“If coal is becoming politically weaker, why is Hillary Clinton offering a $30 billion plan to revitalize Appalachian coal communities?” This is the question that begins a Washington Post article by Nives Dolsak and Aseem Prakash, two professors at the University of Washington.

No, simple fairness, or even humanity do not seem to be the answer, write the professors. The two academics say Clinton is acting as a rational politicians in “trying to strike a balance between two Democratic constituencies: environmentalists and people who depend on coal mining, including the unions that represent them.”

Clinton acknowledges that coal is losing out in a world worried about global warming and flooded with cheap natural gas. Clinton has proposed a $30 billion plan that would guarantee miners’ pensions and health care benefits, as coal companies descend into bankruptcy and would fund local schools and other public infrastructure as the coal economy suffers.

Some might say this is a kind of justice. The professors say it is good politics.

Not good enough, according to The Guardian’s Dan Roberts, who was in Eastern Kentucky last week, following former President Bill Clinton around the coalfields. Clinton was booed by miners in Prestonsburg, who blame Democrats for the decline in the industry.

Roberts says Appalachia is Trump country. Of the 420 counties in the Appalachian region, he writes, Trump won all but 16 in the Republican primary.

Meanwhile, some polls far in advance of November’s election finds that Trump is neck-and-neck with Clinton in Virginia, Ohio and Pennsylvania, all Democratic states in recent elections. Roberts argues this is because, in part, Trump does so well in these Appalachian counties.

(Roberts implies that President Obama did well in Appalachian counties in his elections. He did not.)

Why is Clinton lagging in these states? Roberts finds a lot of economic angst and a desire to return to better days, a promise Trump makes. Meanwhile, Roberts finds that Bill Clinton’s argument is not winning over many voters. He’s trying, though.

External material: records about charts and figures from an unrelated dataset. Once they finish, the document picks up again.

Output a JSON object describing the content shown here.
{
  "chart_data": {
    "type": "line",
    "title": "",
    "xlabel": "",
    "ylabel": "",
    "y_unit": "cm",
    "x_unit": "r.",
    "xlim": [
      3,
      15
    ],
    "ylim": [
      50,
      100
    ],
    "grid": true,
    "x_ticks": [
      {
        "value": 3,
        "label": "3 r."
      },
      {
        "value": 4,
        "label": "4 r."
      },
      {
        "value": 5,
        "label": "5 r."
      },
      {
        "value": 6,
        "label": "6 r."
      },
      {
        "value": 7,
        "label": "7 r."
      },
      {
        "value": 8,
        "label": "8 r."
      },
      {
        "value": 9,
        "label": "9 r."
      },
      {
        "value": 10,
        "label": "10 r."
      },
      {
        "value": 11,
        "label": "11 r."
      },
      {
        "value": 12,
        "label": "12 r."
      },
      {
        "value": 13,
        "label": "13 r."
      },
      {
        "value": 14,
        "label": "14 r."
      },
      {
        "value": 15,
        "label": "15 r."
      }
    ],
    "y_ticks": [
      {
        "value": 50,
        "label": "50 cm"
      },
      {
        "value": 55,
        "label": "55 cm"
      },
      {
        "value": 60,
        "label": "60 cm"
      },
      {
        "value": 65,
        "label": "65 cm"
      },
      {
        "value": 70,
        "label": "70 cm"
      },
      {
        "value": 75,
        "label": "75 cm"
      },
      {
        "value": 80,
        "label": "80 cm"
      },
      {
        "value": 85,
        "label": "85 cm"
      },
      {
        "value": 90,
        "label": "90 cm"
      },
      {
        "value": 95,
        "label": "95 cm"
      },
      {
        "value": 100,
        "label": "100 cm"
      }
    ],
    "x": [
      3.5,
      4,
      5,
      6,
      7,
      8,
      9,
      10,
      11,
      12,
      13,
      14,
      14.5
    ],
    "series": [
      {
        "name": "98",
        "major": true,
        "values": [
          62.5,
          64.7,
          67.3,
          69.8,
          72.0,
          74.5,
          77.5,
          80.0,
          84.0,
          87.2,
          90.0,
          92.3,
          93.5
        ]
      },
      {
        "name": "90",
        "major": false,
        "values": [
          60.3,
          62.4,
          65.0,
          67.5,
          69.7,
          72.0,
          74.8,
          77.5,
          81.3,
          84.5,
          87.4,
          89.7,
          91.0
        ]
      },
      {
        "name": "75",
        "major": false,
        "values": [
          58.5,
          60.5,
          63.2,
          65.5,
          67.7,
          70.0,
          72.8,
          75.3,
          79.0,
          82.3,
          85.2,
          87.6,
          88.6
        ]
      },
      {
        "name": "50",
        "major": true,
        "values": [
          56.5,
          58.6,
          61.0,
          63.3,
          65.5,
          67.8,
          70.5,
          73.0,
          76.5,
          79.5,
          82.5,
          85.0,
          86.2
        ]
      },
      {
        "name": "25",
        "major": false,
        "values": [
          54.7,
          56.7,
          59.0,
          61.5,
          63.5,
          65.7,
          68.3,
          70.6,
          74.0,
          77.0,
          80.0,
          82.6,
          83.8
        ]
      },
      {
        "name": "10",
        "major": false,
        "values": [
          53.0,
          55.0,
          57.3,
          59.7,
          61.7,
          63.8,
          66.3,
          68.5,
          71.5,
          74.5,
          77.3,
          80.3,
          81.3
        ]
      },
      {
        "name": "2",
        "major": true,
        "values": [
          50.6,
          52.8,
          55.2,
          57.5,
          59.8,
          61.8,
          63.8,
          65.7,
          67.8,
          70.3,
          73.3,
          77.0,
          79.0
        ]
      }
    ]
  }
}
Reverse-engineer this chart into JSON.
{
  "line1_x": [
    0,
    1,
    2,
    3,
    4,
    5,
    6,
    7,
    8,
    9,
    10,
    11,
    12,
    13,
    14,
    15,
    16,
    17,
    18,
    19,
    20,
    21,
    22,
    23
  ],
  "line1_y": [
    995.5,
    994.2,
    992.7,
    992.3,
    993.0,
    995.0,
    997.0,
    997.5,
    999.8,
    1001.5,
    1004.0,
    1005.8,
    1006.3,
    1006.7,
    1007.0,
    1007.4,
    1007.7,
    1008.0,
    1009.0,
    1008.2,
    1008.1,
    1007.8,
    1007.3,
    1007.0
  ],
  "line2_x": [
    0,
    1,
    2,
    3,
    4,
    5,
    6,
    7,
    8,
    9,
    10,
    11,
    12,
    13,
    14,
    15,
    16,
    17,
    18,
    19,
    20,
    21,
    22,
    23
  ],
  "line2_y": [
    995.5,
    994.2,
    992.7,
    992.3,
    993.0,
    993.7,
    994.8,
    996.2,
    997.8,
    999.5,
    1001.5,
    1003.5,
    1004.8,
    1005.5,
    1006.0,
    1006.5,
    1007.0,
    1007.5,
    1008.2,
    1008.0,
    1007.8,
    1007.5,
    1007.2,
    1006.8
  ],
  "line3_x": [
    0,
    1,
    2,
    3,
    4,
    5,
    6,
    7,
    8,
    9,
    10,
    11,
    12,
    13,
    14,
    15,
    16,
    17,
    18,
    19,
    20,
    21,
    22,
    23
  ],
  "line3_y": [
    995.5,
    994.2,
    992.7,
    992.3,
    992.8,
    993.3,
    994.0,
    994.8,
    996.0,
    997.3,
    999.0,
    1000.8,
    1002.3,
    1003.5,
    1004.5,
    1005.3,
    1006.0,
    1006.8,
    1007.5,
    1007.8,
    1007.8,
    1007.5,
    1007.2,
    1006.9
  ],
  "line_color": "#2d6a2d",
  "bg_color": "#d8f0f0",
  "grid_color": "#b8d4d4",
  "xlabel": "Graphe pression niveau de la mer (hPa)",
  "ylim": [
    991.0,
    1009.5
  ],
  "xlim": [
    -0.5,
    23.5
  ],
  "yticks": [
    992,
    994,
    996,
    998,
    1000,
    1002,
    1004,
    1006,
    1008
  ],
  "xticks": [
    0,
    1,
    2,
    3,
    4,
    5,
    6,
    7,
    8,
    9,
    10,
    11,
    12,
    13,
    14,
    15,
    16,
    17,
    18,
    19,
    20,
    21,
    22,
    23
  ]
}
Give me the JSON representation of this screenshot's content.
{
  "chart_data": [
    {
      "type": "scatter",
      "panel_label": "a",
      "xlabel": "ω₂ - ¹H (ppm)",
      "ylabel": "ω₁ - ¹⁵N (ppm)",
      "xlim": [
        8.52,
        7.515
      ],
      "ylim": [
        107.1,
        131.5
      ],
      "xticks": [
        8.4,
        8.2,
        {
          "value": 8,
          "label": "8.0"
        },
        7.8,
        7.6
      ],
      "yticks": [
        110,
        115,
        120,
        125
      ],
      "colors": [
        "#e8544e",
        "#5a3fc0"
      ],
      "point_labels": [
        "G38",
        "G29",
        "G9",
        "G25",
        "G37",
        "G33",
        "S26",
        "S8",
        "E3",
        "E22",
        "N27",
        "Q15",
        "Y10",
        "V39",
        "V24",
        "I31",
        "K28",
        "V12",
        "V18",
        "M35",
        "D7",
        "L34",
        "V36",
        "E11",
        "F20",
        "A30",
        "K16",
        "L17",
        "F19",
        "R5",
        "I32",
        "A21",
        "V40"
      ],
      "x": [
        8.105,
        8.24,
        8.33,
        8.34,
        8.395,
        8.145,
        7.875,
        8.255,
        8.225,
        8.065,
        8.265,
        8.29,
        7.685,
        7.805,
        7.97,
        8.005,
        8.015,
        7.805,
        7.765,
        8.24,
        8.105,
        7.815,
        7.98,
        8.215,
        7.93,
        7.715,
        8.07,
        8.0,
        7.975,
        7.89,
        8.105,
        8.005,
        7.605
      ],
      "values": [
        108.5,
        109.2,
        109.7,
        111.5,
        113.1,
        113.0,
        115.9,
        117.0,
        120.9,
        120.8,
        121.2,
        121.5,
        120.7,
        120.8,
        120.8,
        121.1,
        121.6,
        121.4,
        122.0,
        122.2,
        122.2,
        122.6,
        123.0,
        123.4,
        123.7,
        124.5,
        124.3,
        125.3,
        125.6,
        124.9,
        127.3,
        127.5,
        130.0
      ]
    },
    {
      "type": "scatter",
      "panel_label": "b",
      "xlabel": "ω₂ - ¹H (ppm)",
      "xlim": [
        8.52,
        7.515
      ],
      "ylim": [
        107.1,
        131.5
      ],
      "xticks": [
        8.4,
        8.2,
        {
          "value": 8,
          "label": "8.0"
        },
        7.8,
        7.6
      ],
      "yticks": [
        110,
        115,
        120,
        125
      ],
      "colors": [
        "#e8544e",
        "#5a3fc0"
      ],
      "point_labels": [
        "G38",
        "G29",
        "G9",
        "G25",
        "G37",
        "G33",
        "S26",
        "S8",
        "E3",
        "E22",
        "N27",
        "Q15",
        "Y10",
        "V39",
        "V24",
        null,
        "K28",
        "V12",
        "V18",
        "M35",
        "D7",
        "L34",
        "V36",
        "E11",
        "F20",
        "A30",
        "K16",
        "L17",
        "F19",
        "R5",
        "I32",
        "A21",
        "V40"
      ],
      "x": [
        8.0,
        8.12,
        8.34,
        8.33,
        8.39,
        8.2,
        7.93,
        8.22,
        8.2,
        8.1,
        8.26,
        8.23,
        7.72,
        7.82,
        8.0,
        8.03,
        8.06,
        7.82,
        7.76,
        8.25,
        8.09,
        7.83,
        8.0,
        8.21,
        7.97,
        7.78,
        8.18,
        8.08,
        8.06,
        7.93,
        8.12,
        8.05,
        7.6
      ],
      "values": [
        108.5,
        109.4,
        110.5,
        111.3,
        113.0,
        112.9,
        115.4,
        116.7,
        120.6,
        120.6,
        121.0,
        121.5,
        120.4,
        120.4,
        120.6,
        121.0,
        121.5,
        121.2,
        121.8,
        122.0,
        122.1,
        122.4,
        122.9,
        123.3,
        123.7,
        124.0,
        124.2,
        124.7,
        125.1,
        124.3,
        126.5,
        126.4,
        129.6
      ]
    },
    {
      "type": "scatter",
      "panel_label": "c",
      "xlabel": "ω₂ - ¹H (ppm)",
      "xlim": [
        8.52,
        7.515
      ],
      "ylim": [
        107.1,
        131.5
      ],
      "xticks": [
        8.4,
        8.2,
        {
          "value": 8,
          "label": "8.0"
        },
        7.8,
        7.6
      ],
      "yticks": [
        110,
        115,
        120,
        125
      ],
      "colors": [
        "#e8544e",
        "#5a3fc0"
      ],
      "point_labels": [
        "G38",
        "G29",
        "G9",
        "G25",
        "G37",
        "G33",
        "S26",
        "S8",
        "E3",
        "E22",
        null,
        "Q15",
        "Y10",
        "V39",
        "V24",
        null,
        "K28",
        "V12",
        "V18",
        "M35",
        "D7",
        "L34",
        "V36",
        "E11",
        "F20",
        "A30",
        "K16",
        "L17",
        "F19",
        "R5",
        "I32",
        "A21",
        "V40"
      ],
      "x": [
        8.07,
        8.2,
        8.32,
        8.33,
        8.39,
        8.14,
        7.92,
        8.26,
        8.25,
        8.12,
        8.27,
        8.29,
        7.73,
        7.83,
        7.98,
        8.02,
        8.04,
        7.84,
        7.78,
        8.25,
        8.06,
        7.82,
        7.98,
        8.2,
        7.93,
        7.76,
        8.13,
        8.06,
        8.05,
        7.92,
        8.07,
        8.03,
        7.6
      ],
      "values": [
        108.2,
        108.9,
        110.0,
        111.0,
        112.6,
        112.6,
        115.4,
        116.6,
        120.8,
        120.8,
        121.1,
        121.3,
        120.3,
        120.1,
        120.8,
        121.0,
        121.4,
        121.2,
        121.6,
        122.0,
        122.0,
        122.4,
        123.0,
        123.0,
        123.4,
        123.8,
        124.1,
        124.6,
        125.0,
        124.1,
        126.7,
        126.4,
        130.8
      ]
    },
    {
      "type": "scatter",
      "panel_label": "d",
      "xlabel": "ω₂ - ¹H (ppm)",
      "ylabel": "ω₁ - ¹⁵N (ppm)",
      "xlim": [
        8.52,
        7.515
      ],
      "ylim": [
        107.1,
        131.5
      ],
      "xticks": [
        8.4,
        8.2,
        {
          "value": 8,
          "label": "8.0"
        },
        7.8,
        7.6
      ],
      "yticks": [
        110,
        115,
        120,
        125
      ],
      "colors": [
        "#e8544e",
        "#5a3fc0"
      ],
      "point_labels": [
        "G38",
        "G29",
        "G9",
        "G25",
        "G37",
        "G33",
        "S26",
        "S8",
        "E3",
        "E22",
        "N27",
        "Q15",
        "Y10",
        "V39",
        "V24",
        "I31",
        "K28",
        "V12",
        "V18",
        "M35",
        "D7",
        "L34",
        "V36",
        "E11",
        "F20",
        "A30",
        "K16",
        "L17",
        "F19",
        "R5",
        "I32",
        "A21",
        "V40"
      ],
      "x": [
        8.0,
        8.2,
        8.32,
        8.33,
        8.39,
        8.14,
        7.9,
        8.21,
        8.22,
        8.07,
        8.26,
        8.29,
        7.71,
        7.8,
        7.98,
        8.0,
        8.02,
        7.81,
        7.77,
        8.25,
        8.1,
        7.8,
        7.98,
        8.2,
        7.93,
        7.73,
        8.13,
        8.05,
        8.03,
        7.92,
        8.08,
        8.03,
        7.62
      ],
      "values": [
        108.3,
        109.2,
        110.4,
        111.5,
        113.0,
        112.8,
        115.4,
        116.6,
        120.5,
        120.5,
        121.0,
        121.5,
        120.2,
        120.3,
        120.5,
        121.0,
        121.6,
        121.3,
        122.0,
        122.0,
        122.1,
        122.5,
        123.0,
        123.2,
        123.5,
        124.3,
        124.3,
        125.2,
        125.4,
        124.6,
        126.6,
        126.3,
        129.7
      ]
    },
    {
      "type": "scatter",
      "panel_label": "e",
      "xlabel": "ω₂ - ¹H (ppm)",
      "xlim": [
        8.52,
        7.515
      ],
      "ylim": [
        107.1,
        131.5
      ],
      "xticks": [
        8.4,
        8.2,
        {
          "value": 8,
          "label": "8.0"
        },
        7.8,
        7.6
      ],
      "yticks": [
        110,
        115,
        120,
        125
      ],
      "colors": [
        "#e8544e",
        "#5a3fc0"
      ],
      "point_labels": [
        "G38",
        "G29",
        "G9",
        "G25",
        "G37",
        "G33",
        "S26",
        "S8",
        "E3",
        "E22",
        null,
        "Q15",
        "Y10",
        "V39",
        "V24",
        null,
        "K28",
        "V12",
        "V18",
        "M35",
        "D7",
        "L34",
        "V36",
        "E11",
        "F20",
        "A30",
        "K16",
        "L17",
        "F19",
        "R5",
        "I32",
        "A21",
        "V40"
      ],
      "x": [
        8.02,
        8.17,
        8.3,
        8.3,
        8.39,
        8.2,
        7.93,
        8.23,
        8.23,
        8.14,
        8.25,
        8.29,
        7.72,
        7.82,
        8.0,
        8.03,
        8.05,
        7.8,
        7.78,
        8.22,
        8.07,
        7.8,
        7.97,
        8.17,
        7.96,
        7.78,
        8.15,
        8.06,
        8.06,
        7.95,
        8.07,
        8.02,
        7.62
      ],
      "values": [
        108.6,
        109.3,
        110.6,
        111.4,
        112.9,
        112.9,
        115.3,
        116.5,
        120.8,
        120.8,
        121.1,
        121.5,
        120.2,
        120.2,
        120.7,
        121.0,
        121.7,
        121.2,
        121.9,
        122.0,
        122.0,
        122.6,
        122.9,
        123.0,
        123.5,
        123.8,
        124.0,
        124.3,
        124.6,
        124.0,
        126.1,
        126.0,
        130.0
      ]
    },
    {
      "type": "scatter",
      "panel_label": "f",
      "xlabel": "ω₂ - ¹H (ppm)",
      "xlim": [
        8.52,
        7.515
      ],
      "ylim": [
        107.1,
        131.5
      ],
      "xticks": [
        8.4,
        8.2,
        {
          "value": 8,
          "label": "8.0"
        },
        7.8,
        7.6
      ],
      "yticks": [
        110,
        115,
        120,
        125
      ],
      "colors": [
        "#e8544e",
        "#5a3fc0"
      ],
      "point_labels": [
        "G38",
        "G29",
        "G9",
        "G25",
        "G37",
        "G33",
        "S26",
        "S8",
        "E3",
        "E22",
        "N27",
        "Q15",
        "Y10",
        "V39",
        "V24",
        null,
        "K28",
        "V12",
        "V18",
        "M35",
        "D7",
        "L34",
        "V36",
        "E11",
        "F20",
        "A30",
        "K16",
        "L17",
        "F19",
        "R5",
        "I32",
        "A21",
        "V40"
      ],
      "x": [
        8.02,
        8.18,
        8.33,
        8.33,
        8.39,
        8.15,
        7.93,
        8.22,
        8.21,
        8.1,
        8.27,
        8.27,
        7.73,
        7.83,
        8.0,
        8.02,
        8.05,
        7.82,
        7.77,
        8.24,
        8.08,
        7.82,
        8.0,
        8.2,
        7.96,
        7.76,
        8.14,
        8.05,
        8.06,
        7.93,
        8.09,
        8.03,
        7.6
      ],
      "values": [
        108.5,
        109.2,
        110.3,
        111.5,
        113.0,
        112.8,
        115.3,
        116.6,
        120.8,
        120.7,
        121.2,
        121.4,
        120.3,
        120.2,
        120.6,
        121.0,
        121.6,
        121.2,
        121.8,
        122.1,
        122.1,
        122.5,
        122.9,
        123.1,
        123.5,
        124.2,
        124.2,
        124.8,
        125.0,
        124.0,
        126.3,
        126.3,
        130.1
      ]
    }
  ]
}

“I grew up in a place like this. I hope to be the last American president to grow up without an indoor toilet,” Bill Clinton told the miners. “Everybody believed they could make tomorrow better than today … but we are not going to get anywhere screaming at each other.”

Robert concludes: “The trouble is that tomorrow did arrive in many parts of the US, and not everyone liked what it looked like. For now, the voices shouting loudest about it – not just in rural Appalachia, but in cities across the US where the middle class is shrinking – are perhaps the ones more voters want to hear.”

Hillary Clinton is preparing for a battle in these states, writes Washington Post reporter Abby Phillip. And Trump thinks he will do better in some states because he has a stronger pull with rural voters.

Phillip writes:

“Low enthusiasm on the Democratic side, high enthusiasm on his side, winning over lots of men and winning over rural voters — that’s the case for Trump,” (Obama’s 2008 Wisconsin state director Dan) Kanninen said. But given the antipathy toward Trump among establishment Republicans in the state, he added that Trump will have trouble unifying his own party.

Finally, on another note, a Community College of Philadelphia professor writes about the “stigma” he and his students feel for not being at a four-year college or university.

Brian Goedde writes that there are 1,665 community colleges nationwide that are teaching just about half of all college students enrolled in public institutions. Many of those colleges, of course, are in rural communities.

Goedde notes that President Obama has been a cheerleader for community colleges. There was a White House Summit on Community Colleges in 2010 and the President described these schools as the “unsung heroes of America’s education system.”

But there is “one last, great thing Mr. Obama can do for us,” Goedde writes. “Speak at a community college graduation. The foundation of community college school spirit will certainly be one of his legacies, and the president should have a crowd robed in bright, bold colors to thank him in return.”